Friday, June 3, 2011

EMS AUDITING CONCEPTS AND ISO 14000

The Environmental Management System (EMS) audit is based on the generic concept of auditing. Simply put, an audit, any audit, is the comparison of actual conditions to expected conditions, and a determination as to whether one is in conformance or not in conformance. This is the same philosophy used to perform financial, quality, regulatory compliance, and systems audits. It is prudent to first review what the common elements are in order to better understand why audits are different.
There are several definitions of audit components that are common to any type of audit. ISO 14001 defines these terms for EMS audits, but they apply in other cases also. As a matter of fact, the ISO committee decided not to create auditing standards for other types of audits, such as compliance audits, although it was originally considered. The main reason for deleting the work items was because the concepts and processes defined in 14011, originally intended for EMS audits, were generic enough to be applied “as is” to other types of audits.
An audit is fundamentally a comparison of audit evidence to audit criteria to determine findings. The evidence is the objective information collected through interviews, visual reconnaissance, and documentation review. The audit criteria are the expectations or “rules” of how conditions should be. It is the criteria that distinguish one audit from the next. For example, in compliance auditing, the criteria are the regulations.
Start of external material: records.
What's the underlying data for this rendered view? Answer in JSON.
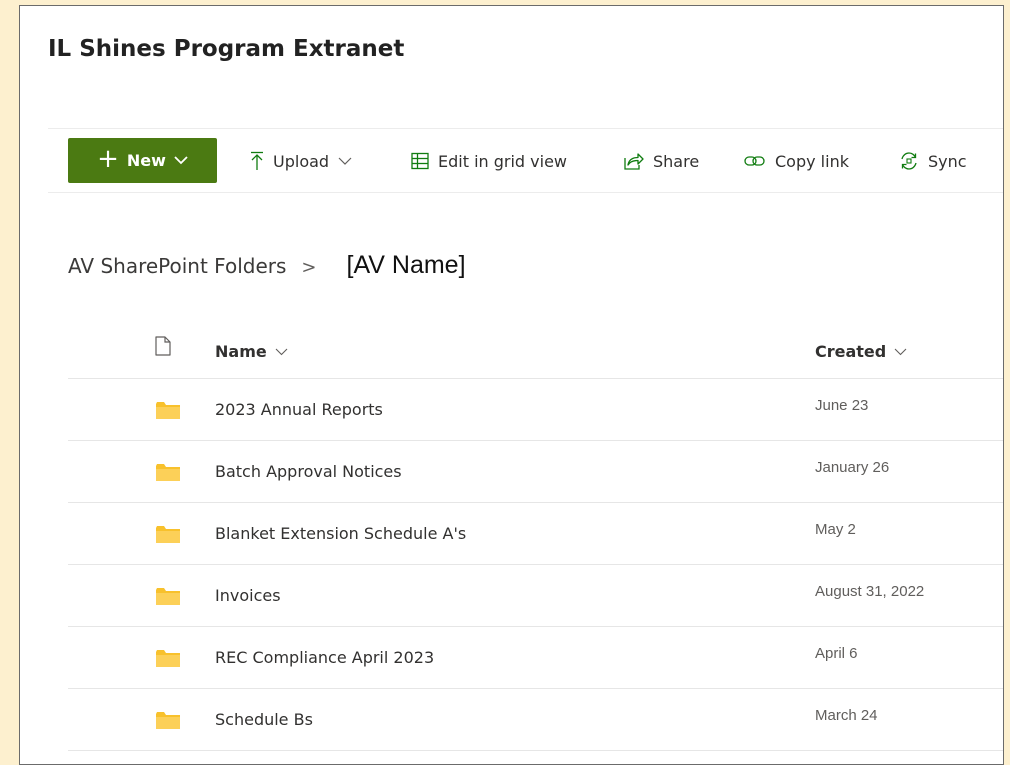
{
  "site": {
    "title": "IL Shines Program Extranet"
  },
  "command_bar": {
    "new_label": "New",
    "upload_label": "Upload",
    "grid_label": "Edit in grid view",
    "share_label": "Share",
    "copy_link_label": "Copy link",
    "sync_label": "Sync",
    "accent": "#4b7a12"
  },
  "breadcrumb": {
    "root": "AV SharePoint Folders",
    "separator": ">",
    "current": "[AV Name]"
  },
  "list": {
    "columns": {
      "name": "Name",
      "created": "Created"
    },
    "rows": [
      {
        "name": "2023 Annual Reports",
        "created": "June 23"
      },
      {
        "name": "Batch Approval Notices",
        "created": "January 26"
      },
      {
        "name": "Blanket Extension Schedule A's",
        "created": "May 2"
      },
      {
        "name": "Invoices",
        "created": "August 31, 2022"
      },
      {
        "name": "REC Compliance April 2023",
        "created": "April 6"
      },
      {
        "name": "Schedule Bs",
        "created": "March 24"
      }
    ]
  },
  "icons": {
    "new": "plus-icon",
    "new_chevron": "chevron-down-icon",
    "upload": "upload-arrow-icon",
    "grid": "grid-table-icon",
    "share": "share-icon",
    "copy_link": "link-icon",
    "sync": "sync-icon",
    "file_type": "document-icon",
    "folder": "folder-icon"
  },
  "colors": {
    "background": "#fdf0cf",
    "folder": "#f8c12c"
  }
}
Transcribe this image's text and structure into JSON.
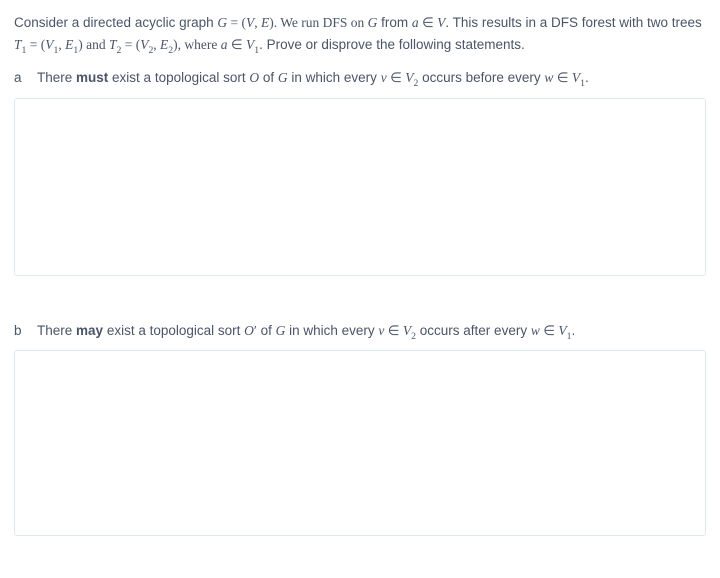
{
  "intro": {
    "t1": "Consider a directed acyclic graph ",
    "m1": "G",
    "t2": " = (",
    "m2": "V",
    "t3": ", ",
    "m3": "E",
    "t4": "). We run DFS on ",
    "m4": "G",
    "t5": " from ",
    "m5": "a",
    "t6": " ∈ ",
    "m6": "V",
    "t7": ". This results in a DFS forest with two trees ",
    "m7": "T",
    "s7": "1",
    "t8": " = (",
    "m8": "V",
    "s8": "1",
    "t9": ", ",
    "m9": "E",
    "s9": "1",
    "t10": ") and ",
    "m10": "T",
    "s10": "2",
    "t11": " = (",
    "m11": "V",
    "s11": "2",
    "t12": ", ",
    "m12": "E",
    "s12": "2",
    "t13": "), where ",
    "m13": "a",
    "t14": " ∈ ",
    "m14": "V",
    "s14": "1",
    "t15": ". Prove or disprove the following statements."
  },
  "part_a": {
    "label": "a",
    "t1": "There ",
    "bold": "must",
    "t2": " exist a topological sort ",
    "m1": "O",
    "t3": " of ",
    "m2": "G",
    "t4": " in which every ",
    "m3": "v",
    "t5": " ∈ ",
    "m4": "V",
    "s4": "2",
    "t6": " occurs before every ",
    "m5": "w",
    "t7": " ∈ ",
    "m6": "V",
    "s6": "1",
    "t8": "."
  },
  "part_b": {
    "label": "b",
    "t1": "There ",
    "bold": "may",
    "t2": " exist a topological sort ",
    "m1": "O",
    "mp": "′",
    "t3": " of ",
    "m2": "G",
    "t4": " in which every ",
    "m3": "v",
    "t5": " ∈ ",
    "m4": "V",
    "s4": "2",
    "t6": " occurs after every ",
    "m5": "w",
    "t7": " ∈ ",
    "m6": "V",
    "s6": "1",
    "t8": "."
  }
}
With an EMS audit, the criteria would be the description of the expected system elements. In this case, the EMS criteria would be that described in ISO 14001, the specification standard.
When evidence is compared to criteria, one can determine whether the audited entity does or does not conform. This determination is a finding, and a finding can either be one of conformance, or non-conformance. Therefore, an audit will always produce findings, even if what is being audited is in full conformance with criteria.
Other key definitions to be aware of with auditing are: objectives, scope, auditee, client, and auditor. The audit objective(s) is simply why you are conducting an audit; usually the reason is to demonstrate conformance to stated criteria. The audit scope is what entity is being audited, and can be a company, a site, or unit within a site or company.
In the ISO 14000 realm, there is a clear distinction between the auditee and client. The auditee is the entity being audited. The client is the party commissioning the audit. For example, a client can be the customer, and the auditee a supplier to that customer. In ISO 14000, this distinction is important because the client sets the scope, objectives, and plan for an audit, not the auditee, although it is expected the auditee will be involved and cooperate.
The auditor is the one actually collecting evidence and determining findings. The auditor can be comprised of several individuals on a team. There are requirements in ISO 14001 that state that those performing functions within the EMS, such as the auditors, be qualified in their tasks. This means the auditors must have received training in EMS auditing. However, there may be audit team members who do not have the training, but are on the team because of some unique expertise, such as process, language, or regulatory knowledge.